Когда вываливаешься в светлый мир из-под плотной кромки сплошной облачности, висящей у самой земли, посадочная полоса открывается внезапно и неожиданно близко — как удар в лицо.
Ты стремился к ней, ты совершил тысячи тонких обдуманных действий и расчетов, ты, как говорят летчики, собрал «в кучу» разбегающиеся стрелки приборов, стабилизировал все параметры; ты уверен, что в результате этих расчетов и действий тяжелый лайнер — да что там лайнер — ты сам, твой центр тяжести, твой позвоночник — направлен точно в торец этой, скрытой там, внизу, под свинцовой ватой облаков, полосы — и… удар в лицо!
Ты должен этот удар держать.
Ты замираешь на мгновение. Получил — и сразу утверждаешься в мире зримых ориентиров.
Положение посадочное. Идешь строго по оси. Все стабильно. Короткий вопрос штурмана: «Решение?»
— Садимся, ребята.
Отключил автопилот — и потащило вбок, и надо тут же прикрыться креном и выйти снова на ось, и противоположным креном тут же остановить перемещение, чтоб не переехать; краем глаза — взгляд на скорость и вариометр… сдернуть один процент оборотов двигателей… еще один… как треплет…
Вот он, торец. «Зебра», знаки, пунктир оси — все едва просматривается сквозь густые косые полосы поземки; последний взгляд на скорость: 270 — норма.
— Торец, пятнадцать! — отсчитывает штурман.
— Десять!
Руки сами чуть подтягивают штурвал — они знают, каким темпом и на сколько.
— Пять!
— Пла-авно малый газ!
— Три! Два! Метр! Метр! Метр! — звенит голос штурмана.
Замерла… Медленно подплывают знаки. Секунда. Другая. Третья. Теперь хорошо добрать. Руки знают.… Все, замри!
Где-то сзади внизу родилось: толчок — не толчок, скорее, уплотнение под колесами, какое-то шевеление, что-то там задышало. Кажется, покатились.
— Реверс включить!
Держишь штурвалом переднюю ногу, не давая ей опуститься, а педалями помогаешь машине нащупать ось полосы.
— Двести двадцать!
Нос опустился, под полом загремело: катимся.
— Двести!
Реверс набрал силу, тянет за хвост, трясет.
— Притормаживаю…
— Сто восемьдесят! Сто шестьдесят!
— Торможу!
— Сто сорок!
— Реверс выключить!
И покатились, поехали, порулили в косой поземке, и с трудом улавливаешь направление и скорость движения; только по боковым фонарям видно, что едем, а не стоим.
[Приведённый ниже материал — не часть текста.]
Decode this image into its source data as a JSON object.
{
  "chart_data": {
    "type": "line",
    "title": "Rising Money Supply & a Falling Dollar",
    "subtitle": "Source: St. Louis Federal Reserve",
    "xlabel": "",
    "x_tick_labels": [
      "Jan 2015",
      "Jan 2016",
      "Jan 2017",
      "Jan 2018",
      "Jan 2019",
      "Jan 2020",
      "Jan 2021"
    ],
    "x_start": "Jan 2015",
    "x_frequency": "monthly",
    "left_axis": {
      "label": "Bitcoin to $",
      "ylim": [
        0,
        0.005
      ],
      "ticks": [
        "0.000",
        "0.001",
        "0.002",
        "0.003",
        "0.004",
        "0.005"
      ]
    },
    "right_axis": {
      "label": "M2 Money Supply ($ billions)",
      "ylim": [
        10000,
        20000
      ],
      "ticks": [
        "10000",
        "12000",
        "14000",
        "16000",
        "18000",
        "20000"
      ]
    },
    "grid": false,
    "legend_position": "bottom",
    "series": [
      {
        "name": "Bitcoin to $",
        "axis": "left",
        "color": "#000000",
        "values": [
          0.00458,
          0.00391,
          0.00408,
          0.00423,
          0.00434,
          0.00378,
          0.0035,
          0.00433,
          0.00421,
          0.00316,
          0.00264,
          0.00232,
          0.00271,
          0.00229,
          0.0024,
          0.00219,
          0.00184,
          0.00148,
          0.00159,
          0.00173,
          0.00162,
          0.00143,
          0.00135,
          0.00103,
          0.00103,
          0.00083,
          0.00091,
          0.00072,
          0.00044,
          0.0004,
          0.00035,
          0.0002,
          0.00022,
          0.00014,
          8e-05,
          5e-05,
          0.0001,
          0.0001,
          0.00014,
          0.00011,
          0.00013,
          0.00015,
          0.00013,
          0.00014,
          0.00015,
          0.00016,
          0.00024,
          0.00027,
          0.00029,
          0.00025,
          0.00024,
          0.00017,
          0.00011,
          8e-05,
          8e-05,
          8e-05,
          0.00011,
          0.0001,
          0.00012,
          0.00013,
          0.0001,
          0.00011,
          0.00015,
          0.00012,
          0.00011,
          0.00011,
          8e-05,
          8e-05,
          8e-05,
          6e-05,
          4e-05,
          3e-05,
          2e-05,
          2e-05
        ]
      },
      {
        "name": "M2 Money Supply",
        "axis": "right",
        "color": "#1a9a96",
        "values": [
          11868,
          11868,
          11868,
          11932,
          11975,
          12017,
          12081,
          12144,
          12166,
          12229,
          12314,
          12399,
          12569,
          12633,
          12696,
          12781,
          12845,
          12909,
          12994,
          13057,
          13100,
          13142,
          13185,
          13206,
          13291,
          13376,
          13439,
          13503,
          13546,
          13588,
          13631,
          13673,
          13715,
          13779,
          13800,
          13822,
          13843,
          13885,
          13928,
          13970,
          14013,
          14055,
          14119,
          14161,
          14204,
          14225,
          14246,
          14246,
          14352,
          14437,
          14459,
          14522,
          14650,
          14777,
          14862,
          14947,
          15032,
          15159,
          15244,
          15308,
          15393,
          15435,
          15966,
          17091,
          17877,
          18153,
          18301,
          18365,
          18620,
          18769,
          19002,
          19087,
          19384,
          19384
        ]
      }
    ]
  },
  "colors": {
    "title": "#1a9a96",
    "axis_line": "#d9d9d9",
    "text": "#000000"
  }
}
Это движение будет все замедляться и замедляться — и плавно затихнет на перроне, превратившись в покой, устойчивость и тишину.
— На стояночном. Выключить потребители. Выключить двигатели. Спасибо, ребята.
Таких посадок я совершил за всю свою летную жизнь ну, может, два десятка, ну, три. То есть: нижний край облаков соответствовал моему минимуму погоды — 60 метров. А когда облачность была чуть, на десяток-другой метров выше, я садился, может, сотню раз. И когда видимость на полосе была около 1000 метров, я тоже садился, может, сотню раз, а может, меньше. А всего на тяжелом самолете я совершил около тысячи посадок своими руками, Остальные посадки сотворяли мои вторые пилоты.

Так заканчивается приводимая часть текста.